Datomudo Fadli
Di usia yang hampir menginjak kepala manusia ini, aku sudah malas berdebat.
Biarlah—dia orang baik, aku orang jahat. Dia malaikat aku iblis.
Sudah gitu saja.
Memasuki usia matang, saya mulai merasakan betapa pentingnya menerima perbedaan tanpa harus selalu berdebat atau memaksakan pendapat saya. Sebagai seseorang yang pernah sangat aktif dalam diskusi dan perdebatan, saya menyadari bahwa tidak semua hal harus diperjuangkan secara keras.
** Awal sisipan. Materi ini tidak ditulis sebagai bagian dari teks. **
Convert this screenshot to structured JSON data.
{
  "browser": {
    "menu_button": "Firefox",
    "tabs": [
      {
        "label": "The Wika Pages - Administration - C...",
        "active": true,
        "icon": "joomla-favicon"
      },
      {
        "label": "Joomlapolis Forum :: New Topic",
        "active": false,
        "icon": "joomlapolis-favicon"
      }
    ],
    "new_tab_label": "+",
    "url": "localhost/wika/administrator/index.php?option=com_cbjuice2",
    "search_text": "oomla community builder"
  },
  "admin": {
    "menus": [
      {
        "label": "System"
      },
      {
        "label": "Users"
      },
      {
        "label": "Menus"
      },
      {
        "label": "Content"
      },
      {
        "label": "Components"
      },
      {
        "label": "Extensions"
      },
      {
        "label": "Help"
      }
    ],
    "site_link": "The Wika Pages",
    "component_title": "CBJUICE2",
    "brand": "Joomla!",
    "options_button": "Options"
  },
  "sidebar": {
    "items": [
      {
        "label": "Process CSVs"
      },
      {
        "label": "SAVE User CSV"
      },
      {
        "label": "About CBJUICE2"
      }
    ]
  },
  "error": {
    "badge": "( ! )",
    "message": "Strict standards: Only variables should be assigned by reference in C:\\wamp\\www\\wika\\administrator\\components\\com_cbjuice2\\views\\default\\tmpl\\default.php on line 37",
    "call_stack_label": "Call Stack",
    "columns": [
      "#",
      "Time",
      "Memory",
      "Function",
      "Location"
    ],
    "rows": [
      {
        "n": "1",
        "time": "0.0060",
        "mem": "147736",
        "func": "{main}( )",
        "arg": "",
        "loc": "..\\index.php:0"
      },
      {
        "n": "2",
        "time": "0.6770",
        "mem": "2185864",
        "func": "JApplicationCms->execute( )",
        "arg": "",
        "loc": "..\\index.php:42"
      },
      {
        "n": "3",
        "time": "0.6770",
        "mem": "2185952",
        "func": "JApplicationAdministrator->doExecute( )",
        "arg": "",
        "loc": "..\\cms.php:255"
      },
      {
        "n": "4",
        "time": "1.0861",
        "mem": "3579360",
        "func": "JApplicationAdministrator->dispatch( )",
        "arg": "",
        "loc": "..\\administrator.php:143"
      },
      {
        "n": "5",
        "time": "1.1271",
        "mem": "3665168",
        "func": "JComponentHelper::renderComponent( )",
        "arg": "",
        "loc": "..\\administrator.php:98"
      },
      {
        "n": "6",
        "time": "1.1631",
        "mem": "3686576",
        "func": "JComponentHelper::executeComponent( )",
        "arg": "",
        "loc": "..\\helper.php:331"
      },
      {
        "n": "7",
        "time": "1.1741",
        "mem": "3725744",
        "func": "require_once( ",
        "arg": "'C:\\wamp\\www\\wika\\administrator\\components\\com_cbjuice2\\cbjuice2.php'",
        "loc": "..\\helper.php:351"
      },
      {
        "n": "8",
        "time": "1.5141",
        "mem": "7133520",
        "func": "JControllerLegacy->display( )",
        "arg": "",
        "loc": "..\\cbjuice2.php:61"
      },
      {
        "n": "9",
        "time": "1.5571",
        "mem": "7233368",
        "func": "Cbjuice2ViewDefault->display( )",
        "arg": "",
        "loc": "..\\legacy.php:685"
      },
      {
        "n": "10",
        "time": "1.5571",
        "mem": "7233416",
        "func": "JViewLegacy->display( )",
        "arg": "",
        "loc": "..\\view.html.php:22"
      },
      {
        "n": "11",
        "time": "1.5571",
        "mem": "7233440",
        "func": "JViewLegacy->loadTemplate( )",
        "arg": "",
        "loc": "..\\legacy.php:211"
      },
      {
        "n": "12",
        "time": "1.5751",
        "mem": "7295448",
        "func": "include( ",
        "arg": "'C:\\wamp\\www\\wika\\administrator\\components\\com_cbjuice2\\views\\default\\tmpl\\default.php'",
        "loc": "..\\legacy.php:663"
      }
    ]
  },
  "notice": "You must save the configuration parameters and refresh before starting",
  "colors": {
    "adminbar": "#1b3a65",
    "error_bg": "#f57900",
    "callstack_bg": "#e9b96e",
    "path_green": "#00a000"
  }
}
Kadang, membiarkan perbedaan itu ada dan menerima keberadaan orang lain dengan segala karakter mereka justru membawa kedamaian batin. Ungkapan sederhana "Biarlah—dia orang baik, aku orang jahat. Dia malaikat, aku iblis" bagi saya bukan hanya metafora, tetapi adalah cara untuk memahami bahwa dunia ini penuh warna dan keberagaman sifat manusia. Tidak perlu semua orang selalu sepakat atau terlihat sempurna menurut standar kita. Dengan berhenti berdebat, saya juga belajar untuk fokus pada hal-hal yang lebih produktif dan menenangkan jiwa. Pengalaman ini sangat relevan bagi generasi muda yang sering kali terjebak dalam banyak perdebatan yang tidak berujung dan melelahkan. Kadang, hal terbaik adalah memberi ruang bagi perbedaan dan memilih berdamai dengan ketidaksempurnaan. Renungan seperti ini membantu saya untuk terus bersyukur dan menjalani hidup dengan lebih ringan. Semoga ini bisa menjadi inspirasi bagi siapa saja yang sedang berjuang dalam memahami arti ikhlas dan menerima diri sendiri serta orang lain.